The procedure for entity tree search and context generation unfolds as follows:

  1. Initially, a parser module scans the user query for keywords corresponding to entity names within the organisation.
  2. Upon identifying one or more matches, details regarding each matched entity are extracted from the tree.
  3. These details are transformed into textual statements that furnish information about the entity and its position within the organisation’s hierarchy.
  4. Subsequently, this information is amalgamated with the document chunks retrieved from the vector database to construct the context.
  5. By adopting this approach, the model gains access to pertinent information about entities and their hierarchical positioning within the organisation when users inquire about them.
Source

Considering the image above, the retrieval process for context generation involves utilising an illustrative example from an organisational chart to demonstrate how tree search and retrieval are executed.

In addition to fetching contextual documents, a spaCy library is used with custom rules to identify named entities within the organisation.

If the query contains one or more such entities, relevant information regarding the entity’s hierarchical location is extracted from the tree and transformed into textual statements.

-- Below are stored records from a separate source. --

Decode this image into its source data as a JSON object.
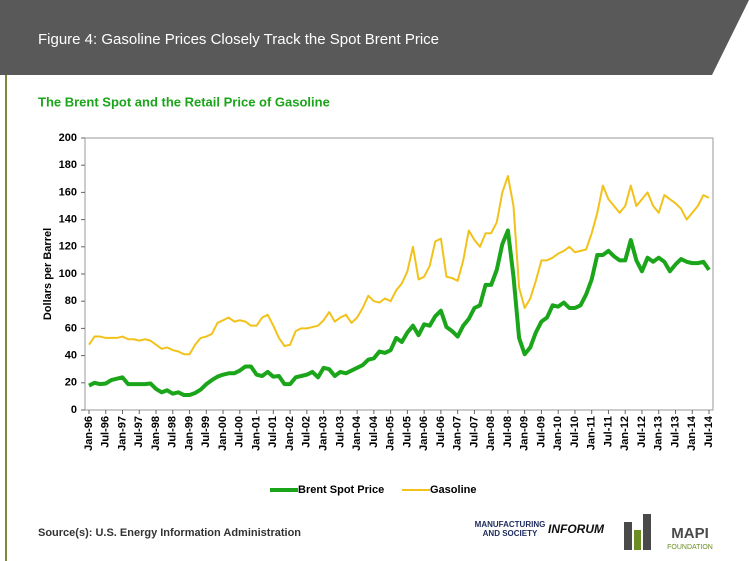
{
  "header": {
    "title": "Figure 4:  Gasoline Prices Closely Track the Spot Brent Price"
  },
  "chart_data": {
    "type": "line",
    "title": "The Brent Spot and the Retail Price of Gasoline",
    "y_label": "Dollars per Barrel",
    "categories": [
      "Jan-96",
      null,
      null,
      "Jul-96",
      null,
      null,
      "Jan-97",
      null,
      null,
      "Jul-97",
      null,
      null,
      "Jan-98",
      null,
      null,
      "Jul-98",
      null,
      null,
      "Jan-99",
      null,
      null,
      "Jul-99",
      null,
      null,
      "Jan-00",
      null,
      null,
      "Jul-00",
      null,
      null,
      "Jan-01",
      null,
      null,
      "Jul-01",
      null,
      null,
      "Jan-02",
      null,
      null,
      "Jul-02",
      null,
      null,
      "Jan-03",
      null,
      null,
      "Jul-03",
      null,
      null,
      "Jan-04",
      null,
      null,
      "Jul-04",
      null,
      null,
      "Jan-05",
      null,
      null,
      "Jul-05",
      null,
      null,
      "Jan-06",
      null,
      null,
      "Jul-06",
      null,
      null,
      "Jan-07",
      null,
      null,
      "Jul-07",
      null,
      null,
      "Jan-08",
      null,
      null,
      "Jul-08",
      null,
      null,
      "Jan-09",
      null,
      null,
      "Jul-09",
      null,
      null,
      "Jan-10",
      null,
      null,
      "Jul-10",
      null,
      null,
      "Jan-11",
      null,
      null,
      "Jul-11",
      null,
      null,
      "Jan-12",
      null,
      null,
      "Jul-12",
      null,
      null,
      "Jan-13",
      null,
      null,
      "Jul-13",
      null,
      null,
      "Jan-14",
      null,
      null,
      "Jul-14"
    ],
    "series": [
      {
        "name": "Brent Spot Price",
        "color": "#1aa51a",
        "values": [
          18,
          20,
          19,
          19.5,
          22,
          23,
          24,
          19,
          19,
          19,
          19,
          19.5,
          15.5,
          13,
          14.5,
          12,
          13,
          11,
          11,
          12.5,
          15,
          19,
          22,
          24.5,
          26,
          27,
          27,
          29,
          32,
          32,
          26,
          25,
          28,
          24.5,
          25,
          19,
          19,
          24,
          25,
          26,
          28,
          24,
          31,
          30,
          25,
          28,
          27,
          29,
          31,
          33,
          37,
          38,
          43,
          42,
          44,
          53,
          50,
          57,
          62,
          55,
          63,
          62,
          69,
          73,
          61,
          58,
          54,
          62,
          67,
          75,
          77,
          92,
          92,
          103,
          122,
          132,
          98,
          53,
          41,
          46,
          57,
          65,
          68,
          77,
          76,
          79,
          75,
          75,
          77,
          85,
          96,
          114,
          114,
          117,
          113,
          110,
          110,
          125,
          110,
          102,
          112,
          109,
          112,
          109,
          102,
          107,
          111,
          109,
          108,
          108,
          109,
          103
        ]
      },
      {
        "name": "Gasoline",
        "color": "#f2c21b",
        "values": [
          48,
          54,
          54,
          53,
          53,
          53,
          54,
          52,
          52,
          51,
          52,
          51,
          48,
          45,
          46,
          44,
          43,
          41,
          41,
          48,
          53,
          54,
          56,
          64,
          66,
          68,
          65,
          66,
          65,
          62,
          62,
          68,
          70,
          62,
          53,
          47,
          48,
          58,
          60,
          60,
          61,
          62,
          66,
          72,
          65,
          68,
          70,
          64,
          68,
          75,
          84,
          80,
          79,
          82,
          80,
          88,
          93,
          102,
          120,
          96,
          98,
          106,
          124,
          126,
          98,
          97,
          95,
          110,
          132,
          125,
          120,
          130,
          130,
          138,
          160,
          172,
          150,
          90,
          75,
          82,
          95,
          110,
          110,
          112,
          115,
          117,
          120,
          116,
          117,
          118,
          130,
          145,
          165,
          155,
          150,
          145,
          150,
          165,
          150,
          155,
          160,
          150,
          145,
          158,
          155,
          152,
          148,
          140,
          145,
          150,
          158,
          156
        ]
      }
    ],
    "ylim": [
      0,
      200
    ],
    "yticks": [
      0,
      20,
      40,
      60,
      80,
      100,
      120,
      140,
      160,
      180,
      200
    ],
    "grid": false,
    "legend": "bottom"
  },
  "footer": {
    "source": "Source(s): U.S. Energy Information Administration",
    "logos": [
      "MANUFACTURING",
      "AND SOCIETY",
      "INFORUM",
      "MAPI",
      "FOUNDATION"
    ]
  }
}
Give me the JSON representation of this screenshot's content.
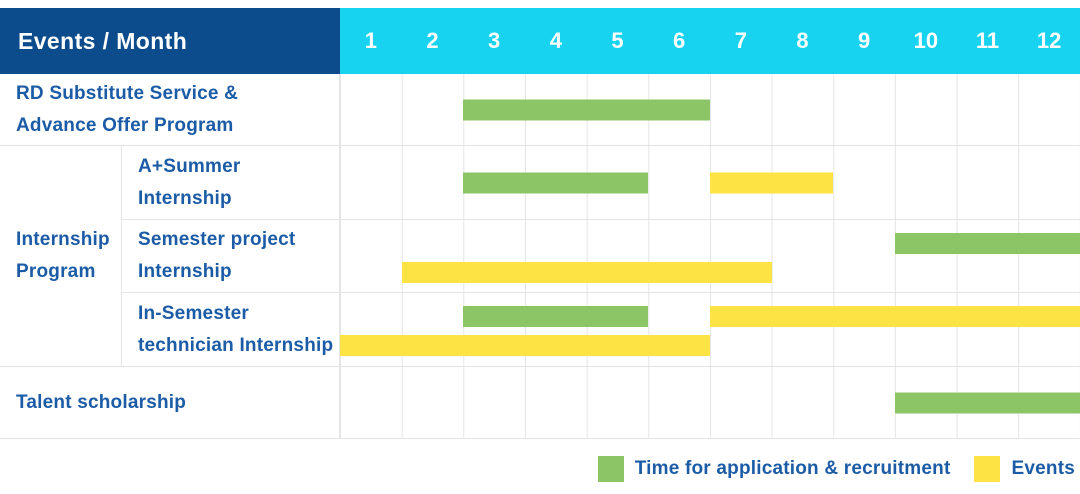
{
  "header": {
    "label": "Events / Month",
    "months": [
      "1",
      "2",
      "3",
      "4",
      "5",
      "6",
      "7",
      "8",
      "9",
      "10",
      "11",
      "12"
    ]
  },
  "legend": {
    "items": [
      {
        "key": "application",
        "label": "Time for application & recruitment",
        "color": "#8cc566"
      },
      {
        "key": "events",
        "label": "Events",
        "color": "#fde344"
      }
    ]
  },
  "colors": {
    "header_bg": "#0d4c8c",
    "months_bg": "#17d3f0",
    "header_text": "#ffffff",
    "label_text": "#1c5ca6",
    "grid_line": "#e5e5e5",
    "application_green": "#8cc566",
    "events_yellow": "#fde344"
  },
  "chart_data": {
    "type": "bar",
    "subtype": "gantt-schedule",
    "title": "Events / Month",
    "x_axis": {
      "label": "Month",
      "categories": [
        "1",
        "2",
        "3",
        "4",
        "5",
        "6",
        "7",
        "8",
        "9",
        "10",
        "11",
        "12"
      ],
      "range": [
        1,
        12
      ]
    },
    "grid": true,
    "legend_position": "bottom-right",
    "series": [
      {
        "key": "application",
        "name": "Time for application & recruitment",
        "color": "#8cc566"
      },
      {
        "key": "events",
        "name": "Events",
        "color": "#fde344"
      }
    ],
    "group_label": "Internship Program",
    "group_label_lines": [
      "Internship",
      "Program"
    ],
    "rows": [
      {
        "group": "",
        "label": "RD Substitute Service & Advance Offer Program",
        "label_lines": [
          "RD Substitute Service &",
          "Advance Offer Program"
        ],
        "bars": [
          {
            "series": "application",
            "start_month": 3,
            "end_month": 6,
            "line": 1
          }
        ]
      },
      {
        "group": "Internship Program",
        "label": "A+Summer Internship",
        "label_lines": [
          "A+Summer",
          "Internship"
        ],
        "bars": [
          {
            "series": "application",
            "start_month": 3,
            "end_month": 5,
            "line": 1
          },
          {
            "series": "events",
            "start_month": 7,
            "end_month": 8,
            "line": 1
          }
        ]
      },
      {
        "group": "Internship Program",
        "label": "Semester project Internship",
        "label_lines": [
          "Semester project",
          "Internship"
        ],
        "bars": [
          {
            "series": "application",
            "start_month": 10,
            "end_month": 12,
            "line": 1
          },
          {
            "series": "events",
            "start_month": 2,
            "end_month": 7,
            "line": 2
          }
        ]
      },
      {
        "group": "Internship Program",
        "label": "In-Semester technician Internship",
        "label_lines": [
          "In-Semester",
          "technician Internship"
        ],
        "bars": [
          {
            "series": "application",
            "start_month": 3,
            "end_month": 5,
            "line": 1
          },
          {
            "series": "events",
            "start_month": 7,
            "end_month": 12,
            "line": 1
          },
          {
            "series": "events",
            "start_month": 1,
            "end_month": 6,
            "line": 2
          }
        ]
      },
      {
        "group": "",
        "label": "Talent scholarship",
        "label_lines": [
          "Talent scholarship"
        ],
        "bars": [
          {
            "series": "application",
            "start_month": 10,
            "end_month": 12,
            "line": 1
          }
        ]
      }
    ]
  }
}
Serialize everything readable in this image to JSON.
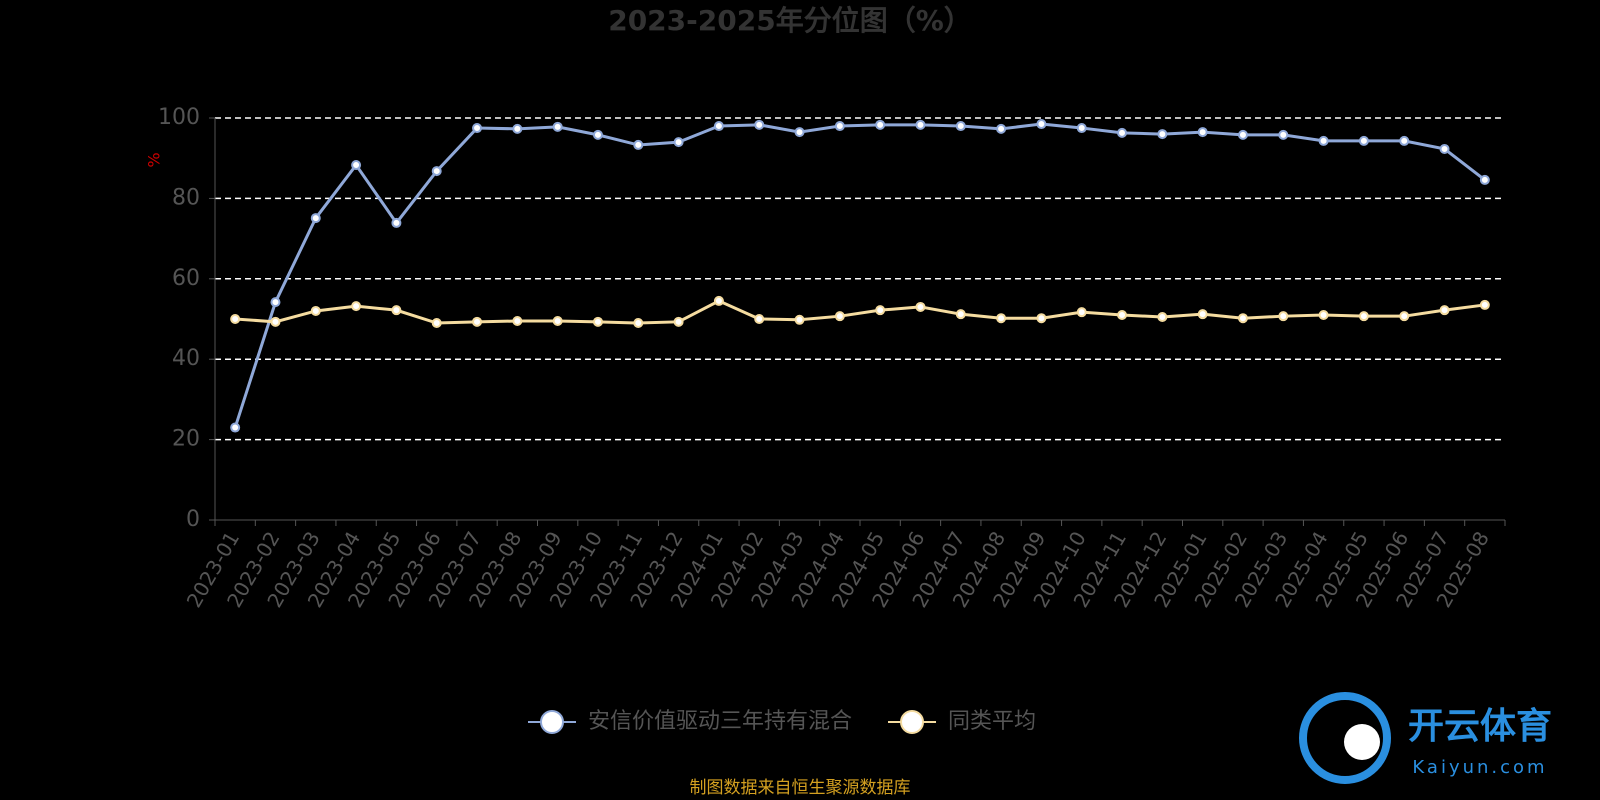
{
  "chart_data": {
    "type": "line",
    "title": "2023-2025年分位图（%）",
    "y_label": "%",
    "categories": [
      "2023-01",
      "2023-02",
      "2023-03",
      "2023-04",
      "2023-05",
      "2023-06",
      "2023-07",
      "2023-08",
      "2023-09",
      "2023-10",
      "2023-11",
      "2023-12",
      "2024-01",
      "2024-02",
      "2024-03",
      "2024-04",
      "2024-05",
      "2024-06",
      "2024-07",
      "2024-08",
      "2024-09",
      "2024-10",
      "2024-11",
      "2024-12",
      "2025-01",
      "2025-02",
      "2025-03",
      "2025-04",
      "2025-05",
      "2025-06",
      "2025-07",
      "2025-08"
    ],
    "series": [
      {
        "name": "安信价值驱动三年持有混合",
        "color": "#8fa8d8",
        "values": [
          23,
          54.2,
          75.1,
          88.3,
          73.9,
          86.8,
          97.5,
          97.3,
          97.8,
          95.8,
          93.3,
          94,
          98,
          98.3,
          96.5,
          98,
          98.3,
          98.3,
          98,
          97.3,
          98.5,
          97.5,
          96.3,
          96,
          96.5,
          95.8,
          95.8,
          94.3,
          94.3,
          94.3,
          92.3,
          84.6
        ]
      },
      {
        "name": "同类平均",
        "color": "#f5dca0",
        "values": [
          50,
          49.3,
          52,
          53.2,
          52.2,
          49,
          49.3,
          49.5,
          49.5,
          49.3,
          49,
          49.3,
          54.5,
          50,
          49.8,
          50.7,
          52.2,
          53,
          51.2,
          50.2,
          50.2,
          51.7,
          51,
          50.5,
          51.2,
          50.2,
          50.7,
          51,
          50.7,
          50.7,
          52.2,
          53.5
        ]
      }
    ],
    "ylim": [
      0,
      100
    ],
    "yticks": [
      0,
      20,
      40,
      60,
      80,
      100
    ],
    "grid": true,
    "legend": "bottom",
    "source": "制图数据来自恒生聚源数据库",
    "watermark": {
      "brand": "开云体育",
      "site": "Kaiyun.com"
    }
  }
}
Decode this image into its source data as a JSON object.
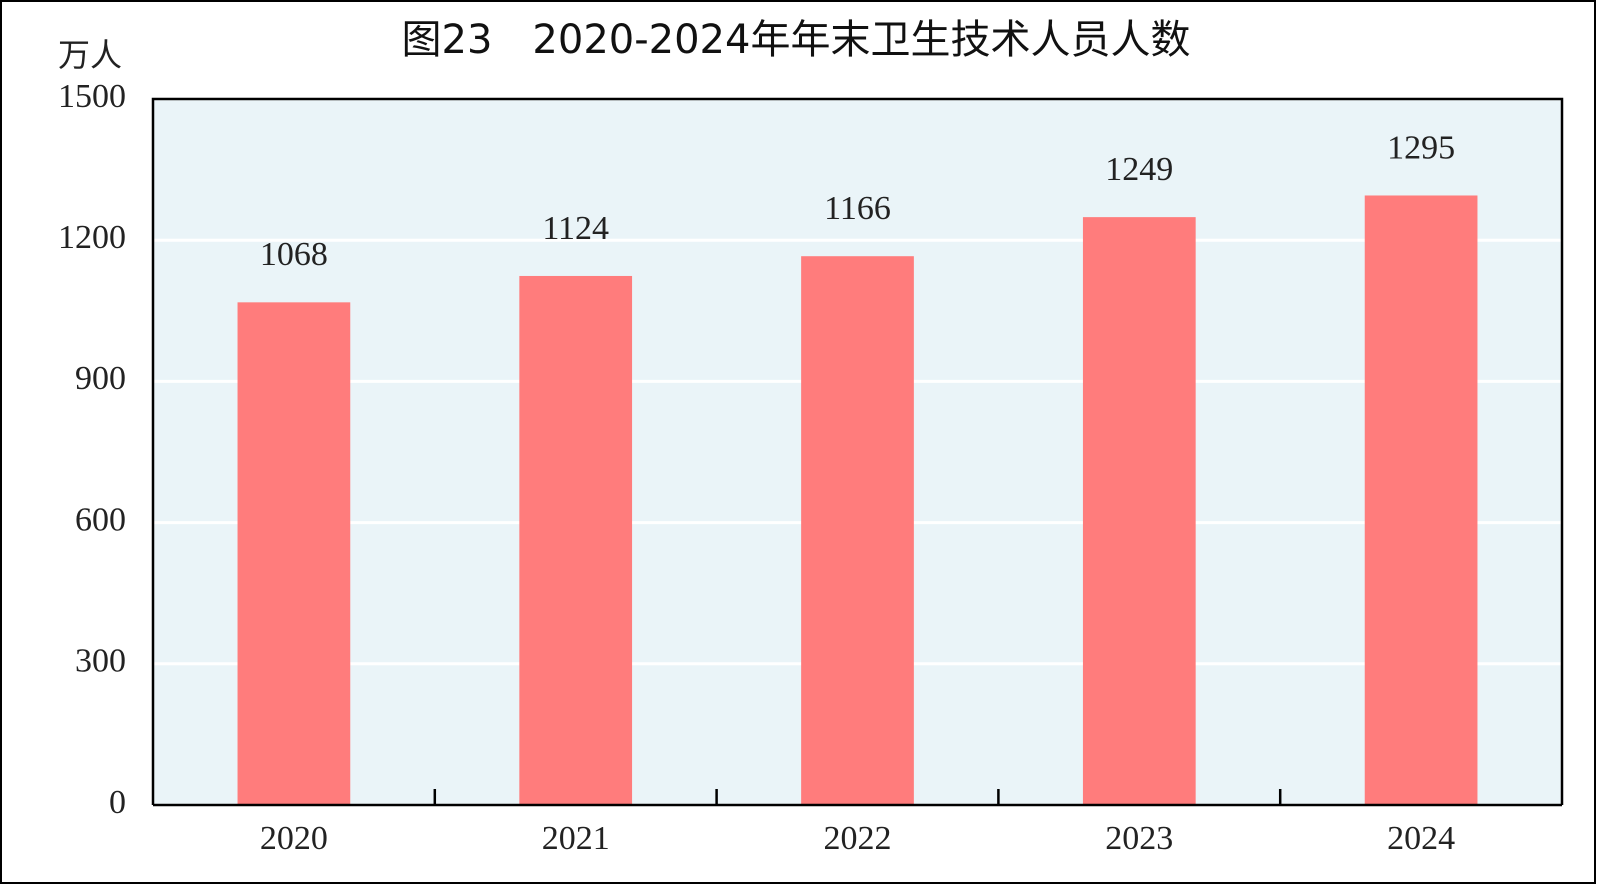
{
  "chart_data": {
    "type": "bar",
    "title": "图23　2020-2024年年末卫生技术人员人数",
    "y_label": "万人",
    "categories": [
      "2020",
      "2021",
      "2022",
      "2023",
      "2024"
    ],
    "values": [
      1068,
      1124,
      1166,
      1249,
      1295
    ],
    "color": "#ff7c7c",
    "ylim": [
      0,
      1500
    ],
    "yticks": [
      0,
      300,
      600,
      900,
      1200,
      1500
    ],
    "grid": true
  }
}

These statements are then incorporated into the context along with the retrieved documents.

However, if the user’s query does not mention any entities, the tree search is omitted, and only the context from the retrieved documents is utilised.

In Conclusion

I found this study fascinating in the sense that it combines RAG and also fine-tuning. While making use of an open-sourced model hosted on premise to address issues of data-privacy, while simultaneously solving for inference latency, token usage cost and regional and geographic availability.

It is also interesting how entities are used via spaCy framework for entity search and context generation. The fact that this was not just a research piece, but lessons learned based on experiences building an LLM application for real-world use.